Sawmill Creek LLC, a Wyoming entity, purchased four acres of unimproved land on Rockville Road in Marion County. The closing statement, general warranty deed and the title insurance policy named the purchaser as “Saw Creek Investments LLC.” Bill Simpson, the manager of Sawmill Creek, didn’t notice the error. When Simpson moved his office from a Dandy Trail address to a location in Brownsburg, he stopped receiving tax bills on the property and became delinquent. The auditor tried sending notices of the sale to the Dandy Trail address through first class mail, but they came back as undeliverable and unable to forward. The auditor even sent notices to the previous owner, which also came back undeliverable. A title search didn’t reveal the new address of Sawmill Creek because the title company was using the incorrect name.

The property was sold at tax sale to McCord Investments. It wasn’t until an acquaintance of Simpson saw “for sale” signs posted on the property did Simpson learn of the tax sale. He filed a motion to set aside, which the trial court granted.

The Indiana Court of Appeals affirmed, but a majority of justices reversed, finding the auditor’s office did what it could to attempt to notify Simpson and Sawmill Creek of the sale. The majority cited Mullane v. Cent. Hanover Bank & Trust, 339 U.S. 306, 313, 70 S. Ct. 652, 656–57, 94 L. Ed. 865, 873 (1950), Jones v. Flowers, 547 U.S. 220, 126 S. Ct. 1708, 164 L. Ed.2d 415 (2006), and Dusenberry v. United States, 534 U.S. 161, 122 S. Ct. 694m 151 L.Ed.2d 597 (2002).

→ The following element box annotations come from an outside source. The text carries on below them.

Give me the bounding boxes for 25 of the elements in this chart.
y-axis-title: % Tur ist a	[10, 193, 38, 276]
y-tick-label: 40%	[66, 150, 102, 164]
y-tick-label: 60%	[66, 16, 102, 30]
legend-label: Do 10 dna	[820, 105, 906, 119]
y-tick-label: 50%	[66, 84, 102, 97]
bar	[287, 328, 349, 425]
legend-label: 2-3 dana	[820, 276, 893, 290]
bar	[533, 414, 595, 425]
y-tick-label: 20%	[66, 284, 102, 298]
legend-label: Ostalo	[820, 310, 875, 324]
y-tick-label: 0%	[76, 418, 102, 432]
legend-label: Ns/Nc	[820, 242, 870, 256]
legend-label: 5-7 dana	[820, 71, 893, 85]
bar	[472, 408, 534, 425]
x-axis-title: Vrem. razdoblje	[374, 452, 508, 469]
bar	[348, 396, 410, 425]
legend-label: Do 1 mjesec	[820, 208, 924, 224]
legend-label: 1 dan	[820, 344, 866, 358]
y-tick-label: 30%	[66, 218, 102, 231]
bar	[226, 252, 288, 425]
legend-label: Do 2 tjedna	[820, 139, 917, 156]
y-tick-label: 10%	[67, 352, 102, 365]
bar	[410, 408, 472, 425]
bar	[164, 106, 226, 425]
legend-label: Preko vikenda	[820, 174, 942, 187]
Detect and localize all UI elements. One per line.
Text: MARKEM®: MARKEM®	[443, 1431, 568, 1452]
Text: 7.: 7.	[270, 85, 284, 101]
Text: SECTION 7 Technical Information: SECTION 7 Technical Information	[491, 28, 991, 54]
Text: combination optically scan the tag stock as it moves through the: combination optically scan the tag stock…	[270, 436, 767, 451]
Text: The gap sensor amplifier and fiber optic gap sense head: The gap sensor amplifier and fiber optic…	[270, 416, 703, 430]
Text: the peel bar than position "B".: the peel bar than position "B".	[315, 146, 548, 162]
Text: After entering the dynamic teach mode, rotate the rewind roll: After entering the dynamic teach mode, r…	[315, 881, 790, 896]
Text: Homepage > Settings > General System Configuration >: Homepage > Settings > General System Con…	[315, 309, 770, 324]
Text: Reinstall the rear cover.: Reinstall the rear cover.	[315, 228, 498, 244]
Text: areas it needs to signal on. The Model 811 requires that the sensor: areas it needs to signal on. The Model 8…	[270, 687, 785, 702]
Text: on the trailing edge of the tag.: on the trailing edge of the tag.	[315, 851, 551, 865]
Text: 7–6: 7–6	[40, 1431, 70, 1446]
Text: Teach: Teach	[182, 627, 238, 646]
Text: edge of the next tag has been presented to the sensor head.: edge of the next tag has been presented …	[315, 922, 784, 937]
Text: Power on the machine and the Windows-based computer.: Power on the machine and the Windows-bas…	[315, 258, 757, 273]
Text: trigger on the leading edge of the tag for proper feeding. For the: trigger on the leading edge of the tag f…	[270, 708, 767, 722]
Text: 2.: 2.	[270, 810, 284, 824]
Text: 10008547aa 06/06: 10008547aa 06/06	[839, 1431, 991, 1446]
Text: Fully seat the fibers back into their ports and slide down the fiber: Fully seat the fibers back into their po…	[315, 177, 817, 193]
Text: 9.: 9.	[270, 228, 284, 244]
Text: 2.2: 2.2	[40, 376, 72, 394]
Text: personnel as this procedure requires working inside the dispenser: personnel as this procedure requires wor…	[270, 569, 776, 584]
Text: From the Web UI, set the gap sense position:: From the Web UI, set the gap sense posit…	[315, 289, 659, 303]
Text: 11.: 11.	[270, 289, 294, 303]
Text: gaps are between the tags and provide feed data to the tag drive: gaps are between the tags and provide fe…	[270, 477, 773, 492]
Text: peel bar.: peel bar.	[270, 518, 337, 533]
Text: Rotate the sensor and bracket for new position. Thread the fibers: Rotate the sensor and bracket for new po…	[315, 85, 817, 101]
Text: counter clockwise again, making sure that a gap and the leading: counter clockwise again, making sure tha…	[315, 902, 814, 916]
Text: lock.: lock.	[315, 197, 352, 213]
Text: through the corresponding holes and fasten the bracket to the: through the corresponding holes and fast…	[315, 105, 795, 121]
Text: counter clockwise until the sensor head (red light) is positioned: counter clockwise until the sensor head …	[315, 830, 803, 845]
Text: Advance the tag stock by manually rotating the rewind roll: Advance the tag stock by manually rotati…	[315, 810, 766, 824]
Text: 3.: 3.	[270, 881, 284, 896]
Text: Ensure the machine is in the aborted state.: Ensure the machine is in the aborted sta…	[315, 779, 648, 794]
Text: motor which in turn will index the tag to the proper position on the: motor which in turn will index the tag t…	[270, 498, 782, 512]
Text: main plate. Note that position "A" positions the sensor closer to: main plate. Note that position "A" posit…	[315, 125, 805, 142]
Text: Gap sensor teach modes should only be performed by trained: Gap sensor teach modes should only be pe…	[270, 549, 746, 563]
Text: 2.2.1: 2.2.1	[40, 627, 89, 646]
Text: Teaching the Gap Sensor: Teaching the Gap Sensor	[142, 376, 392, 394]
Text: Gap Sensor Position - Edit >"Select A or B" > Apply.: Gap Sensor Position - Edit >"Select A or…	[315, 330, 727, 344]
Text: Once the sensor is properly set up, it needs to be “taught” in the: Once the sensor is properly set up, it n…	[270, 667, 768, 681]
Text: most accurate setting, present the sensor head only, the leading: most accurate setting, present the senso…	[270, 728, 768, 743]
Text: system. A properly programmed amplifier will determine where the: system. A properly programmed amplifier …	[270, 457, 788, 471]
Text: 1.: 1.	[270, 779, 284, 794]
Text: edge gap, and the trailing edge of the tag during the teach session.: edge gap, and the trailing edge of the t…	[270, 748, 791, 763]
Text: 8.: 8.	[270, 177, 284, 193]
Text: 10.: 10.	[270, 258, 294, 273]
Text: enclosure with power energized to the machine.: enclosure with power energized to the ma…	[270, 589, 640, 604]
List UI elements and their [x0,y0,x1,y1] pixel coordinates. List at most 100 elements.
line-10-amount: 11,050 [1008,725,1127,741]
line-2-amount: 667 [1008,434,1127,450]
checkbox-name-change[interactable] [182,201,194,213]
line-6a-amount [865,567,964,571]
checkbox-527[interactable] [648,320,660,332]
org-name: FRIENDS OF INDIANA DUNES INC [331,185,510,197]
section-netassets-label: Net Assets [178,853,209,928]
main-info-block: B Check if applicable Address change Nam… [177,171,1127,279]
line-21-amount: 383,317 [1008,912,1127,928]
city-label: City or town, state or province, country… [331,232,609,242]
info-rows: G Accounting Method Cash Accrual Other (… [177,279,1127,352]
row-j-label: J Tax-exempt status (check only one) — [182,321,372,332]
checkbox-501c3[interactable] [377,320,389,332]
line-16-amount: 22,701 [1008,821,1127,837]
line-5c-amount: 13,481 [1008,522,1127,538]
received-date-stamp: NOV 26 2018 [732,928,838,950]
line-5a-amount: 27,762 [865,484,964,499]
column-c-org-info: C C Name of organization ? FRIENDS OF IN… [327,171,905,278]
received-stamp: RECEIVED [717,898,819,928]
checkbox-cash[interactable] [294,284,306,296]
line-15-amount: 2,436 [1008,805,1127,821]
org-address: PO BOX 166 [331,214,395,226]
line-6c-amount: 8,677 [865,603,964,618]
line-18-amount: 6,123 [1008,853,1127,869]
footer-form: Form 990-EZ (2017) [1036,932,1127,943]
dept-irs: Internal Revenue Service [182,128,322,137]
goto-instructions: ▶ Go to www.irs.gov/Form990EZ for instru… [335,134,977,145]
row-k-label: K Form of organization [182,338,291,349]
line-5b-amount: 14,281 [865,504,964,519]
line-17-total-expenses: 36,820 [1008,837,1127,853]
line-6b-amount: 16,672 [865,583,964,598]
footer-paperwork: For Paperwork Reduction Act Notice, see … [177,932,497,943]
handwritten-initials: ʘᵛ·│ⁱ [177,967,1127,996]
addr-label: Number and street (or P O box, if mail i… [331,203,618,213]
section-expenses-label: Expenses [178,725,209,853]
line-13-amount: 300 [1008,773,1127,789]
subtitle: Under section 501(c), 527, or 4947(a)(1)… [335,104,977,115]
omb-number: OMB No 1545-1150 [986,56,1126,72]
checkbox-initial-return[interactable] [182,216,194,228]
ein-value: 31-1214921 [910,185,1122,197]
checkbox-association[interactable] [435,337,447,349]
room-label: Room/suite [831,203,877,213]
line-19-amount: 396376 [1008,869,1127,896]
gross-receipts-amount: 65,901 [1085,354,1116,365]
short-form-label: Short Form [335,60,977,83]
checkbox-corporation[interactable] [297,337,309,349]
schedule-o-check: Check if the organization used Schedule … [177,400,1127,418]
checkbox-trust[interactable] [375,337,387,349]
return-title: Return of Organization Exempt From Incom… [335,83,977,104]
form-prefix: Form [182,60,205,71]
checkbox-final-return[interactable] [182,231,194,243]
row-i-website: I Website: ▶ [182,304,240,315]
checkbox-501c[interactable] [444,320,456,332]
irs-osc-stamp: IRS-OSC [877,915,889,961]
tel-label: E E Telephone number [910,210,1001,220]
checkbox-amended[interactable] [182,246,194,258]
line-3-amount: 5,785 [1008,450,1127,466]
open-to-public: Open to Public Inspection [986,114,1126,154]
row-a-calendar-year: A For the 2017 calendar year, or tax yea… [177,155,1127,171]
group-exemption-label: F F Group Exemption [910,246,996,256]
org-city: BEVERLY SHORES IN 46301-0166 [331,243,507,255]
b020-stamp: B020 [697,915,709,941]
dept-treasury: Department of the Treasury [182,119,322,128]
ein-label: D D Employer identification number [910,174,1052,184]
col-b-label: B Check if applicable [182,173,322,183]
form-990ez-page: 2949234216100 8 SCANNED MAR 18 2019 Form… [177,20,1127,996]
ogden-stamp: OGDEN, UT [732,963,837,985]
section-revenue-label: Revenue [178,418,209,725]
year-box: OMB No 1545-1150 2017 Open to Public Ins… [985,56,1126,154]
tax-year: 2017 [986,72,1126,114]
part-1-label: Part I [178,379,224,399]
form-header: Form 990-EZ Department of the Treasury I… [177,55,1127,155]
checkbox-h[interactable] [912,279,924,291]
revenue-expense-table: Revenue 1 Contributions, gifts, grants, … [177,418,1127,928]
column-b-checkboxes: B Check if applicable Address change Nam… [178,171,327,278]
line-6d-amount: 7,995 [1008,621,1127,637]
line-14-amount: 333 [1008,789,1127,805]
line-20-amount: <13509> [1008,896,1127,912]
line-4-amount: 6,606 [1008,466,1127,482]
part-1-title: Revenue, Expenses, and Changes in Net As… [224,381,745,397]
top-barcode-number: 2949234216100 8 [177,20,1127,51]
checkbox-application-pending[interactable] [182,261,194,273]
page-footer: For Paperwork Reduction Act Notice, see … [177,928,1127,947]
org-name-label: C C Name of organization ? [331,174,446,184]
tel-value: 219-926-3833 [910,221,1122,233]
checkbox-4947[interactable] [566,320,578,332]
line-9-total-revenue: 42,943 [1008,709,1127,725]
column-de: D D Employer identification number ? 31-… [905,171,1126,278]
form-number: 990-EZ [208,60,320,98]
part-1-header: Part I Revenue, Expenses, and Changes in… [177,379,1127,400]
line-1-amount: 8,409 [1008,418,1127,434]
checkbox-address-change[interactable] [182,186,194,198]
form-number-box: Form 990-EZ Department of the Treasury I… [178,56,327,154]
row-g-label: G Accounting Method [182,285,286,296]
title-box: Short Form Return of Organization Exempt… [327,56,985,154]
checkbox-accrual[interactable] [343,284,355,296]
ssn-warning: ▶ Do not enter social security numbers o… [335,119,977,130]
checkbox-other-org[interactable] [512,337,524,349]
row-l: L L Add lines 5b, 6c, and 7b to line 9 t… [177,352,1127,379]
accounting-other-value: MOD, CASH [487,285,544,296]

In Marion County Auditor, and McCord Investments, LLC v. Sawmill Creek, LLC a/k/a Saw Creek Investments, LLC, No. 49S02-1106-CV-364, the majority also rejected Sawmill’s argument that notice must be posted on the property when the owner of record can’t be located through any reasonable means.

Justice Robert Rucker dissented, writing he agreed with the decision by the Court of Appeals.